When I was teaching, I often found myself struggling with the question of parity for my students. If I do something for one student, would it only be fair if I did it for all my students? It left me in the position of providing fewer “extras” and reserving rewards for situations with equal opportunities, because I was often concerned with being fair.

But, some students just need a little extra, and some students will make the most out of these added opportunities. I can never resist a child who asks for more help in a specific, constructive way.

I’ve been fortunate enough to return to the classroom at the end of this year, working with students with individual needs in math. One of my students in particular is amazing with visualizing geometry, good at solving procedural problems, and really really really terrible with her basic math facts. So when she looks at me, stops saying “this is hard” and “I’m bad at math” and instead says, “you know, this is the only thing holding me back from doing much better in math class,” I am unable to ignore that plea.

After confirming that she is good with using the resources given to her, and talking with her about using tools to brush up her math facts this summer, she and I picked out the following:

- Multiplication and Division Three-Corner® Flash Cards
- Math Wheel Flash Cards
- A binder, a timer, and some pencils

She is self-aware enough to know that regular flash cards have not helped her to learn her times tables, and she doesn’t memorize things visually in that way. Since she is good at recognizing relationships, we are hoping that the three-corner cards and the math-wheel cards will be different ways to look at the times tables and develop a better sense of numbers that go together.

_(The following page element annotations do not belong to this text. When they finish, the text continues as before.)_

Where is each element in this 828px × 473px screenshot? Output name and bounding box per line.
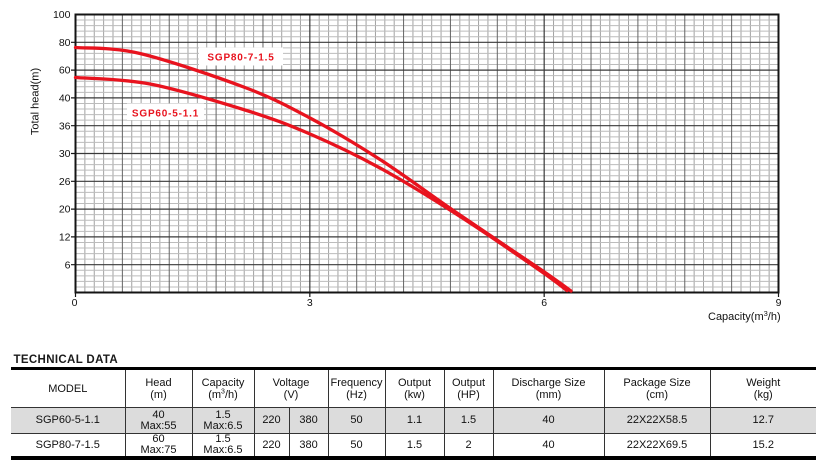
- svg-text:SGP80-7-1.5: SGP80-7-1.5: [207, 53, 274, 64]
- svg-text:9: 9: [776, 297, 782, 309]
- svg-text:100: 100: [53, 9, 71, 21]
- svg-text:SGP60-5-1.1: SGP60-5-1.1: [132, 109, 199, 120]
- svg-text:30: 30: [59, 148, 71, 160]
- svg-text:12: 12: [59, 232, 71, 244]
- svg-text:26: 26: [59, 176, 71, 188]
- svg-text:Total head(m): Total head(m): [30, 68, 42, 135]
- svg-text:3: 3: [307, 297, 313, 309]
- svg-text:6: 6: [541, 297, 547, 309]
- svg-text:36: 36: [59, 120, 71, 132]
- svg-text:0: 0: [72, 297, 78, 309]
- svg-text:60: 60: [59, 65, 71, 77]
- svg-text:6: 6: [65, 259, 71, 271]
- svg-text:Capacity(m3/h): Capacity(m3/h): [708, 309, 781, 323]
- svg-text:40: 40: [59, 93, 71, 105]
- svg-text:80: 80: [59, 37, 71, 49]
- svg-text:20: 20: [59, 204, 71, 216]
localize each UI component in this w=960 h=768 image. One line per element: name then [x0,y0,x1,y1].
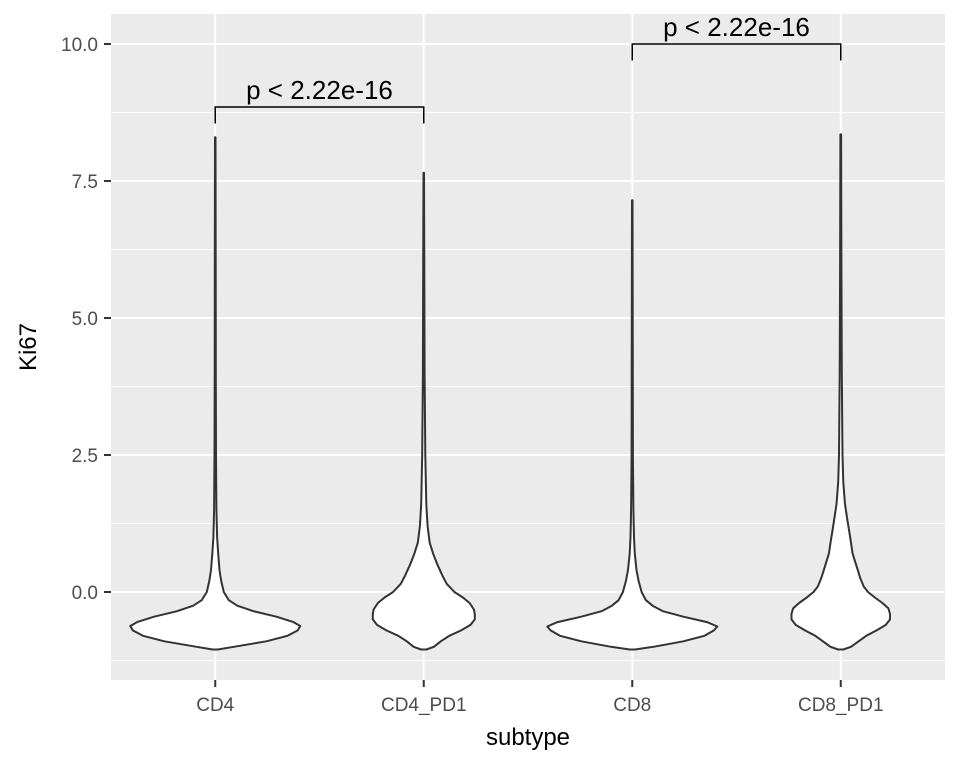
p-value-label: p < 2.22e-16 [246,75,393,105]
x-tick-label: CD8 [613,695,651,716]
violins [129,133,891,651]
minor-gridlines [111,112,945,661]
p-value-label: p < 2.22e-16 [663,12,810,42]
y-tick-label: 0.0 [72,583,98,604]
significance-bracket [631,43,842,61]
violin-CD8_PD1 [790,133,891,651]
violin-CD4_PD1 [371,171,476,651]
violin-CD8 [546,199,719,651]
y-tick-label: 5.0 [72,309,98,330]
y-axis: 0.0 2.5 5.0 7.5 10.0 [61,35,111,604]
x-axis-title: subtype [486,724,570,751]
x-tick-label: CD4_PD1 [381,695,467,716]
y-tick-label: 7.5 [72,172,98,193]
x-axis: CD4 CD4_PD1 CD8 CD8_PD1 [196,680,884,716]
violin-CD4 [129,136,302,651]
y-axis-title: Ki67 [15,323,42,371]
x-tick-label: CD8_PD1 [798,695,884,716]
plot-panel [111,14,945,680]
significance-brackets: p < 2.22e-16 p < 2.22e-16 [214,12,842,124]
y-tick-label: 10.0 [61,35,98,56]
x-tick-label: CD4 [196,695,234,716]
y-tick-label: 2.5 [72,446,98,467]
significance-bracket [214,106,425,124]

In addition to the flash cards, I made a book of 150 Mad Minute practice sheets and a tracker for her to track her progress with the times tables. These will go into the binder she picked out, and she will use the timer to administer her own mad minutes.

Of course, once I get going with these things, I can’t stop myself. I had to make a cute little backpack to store her math practice toolkit. It only took about 15 minutes and I had all the materials handy in the house. (It’s taken me far longer to format this post than to make the backpack.) I also found a few stamps and a few stamp pads that I threw into the pencil case.

I have high hopes that she becomes a math facts wizard by the end of the summer, and can come back in the fall and be a mentor to 5th graders in the school who may be struggling with their own math facts.

I’m not really doing this for her appreciation, but it’s so little in the scheme of my day, and can be so big in the scheme of her life. I couldn’t NOT do this when it asks so little of me. I know this kind of attention isn’t scalable, but not every student needs this. Other students will need other things, and hopefully I’ll be able to answer them when the opportunities arise.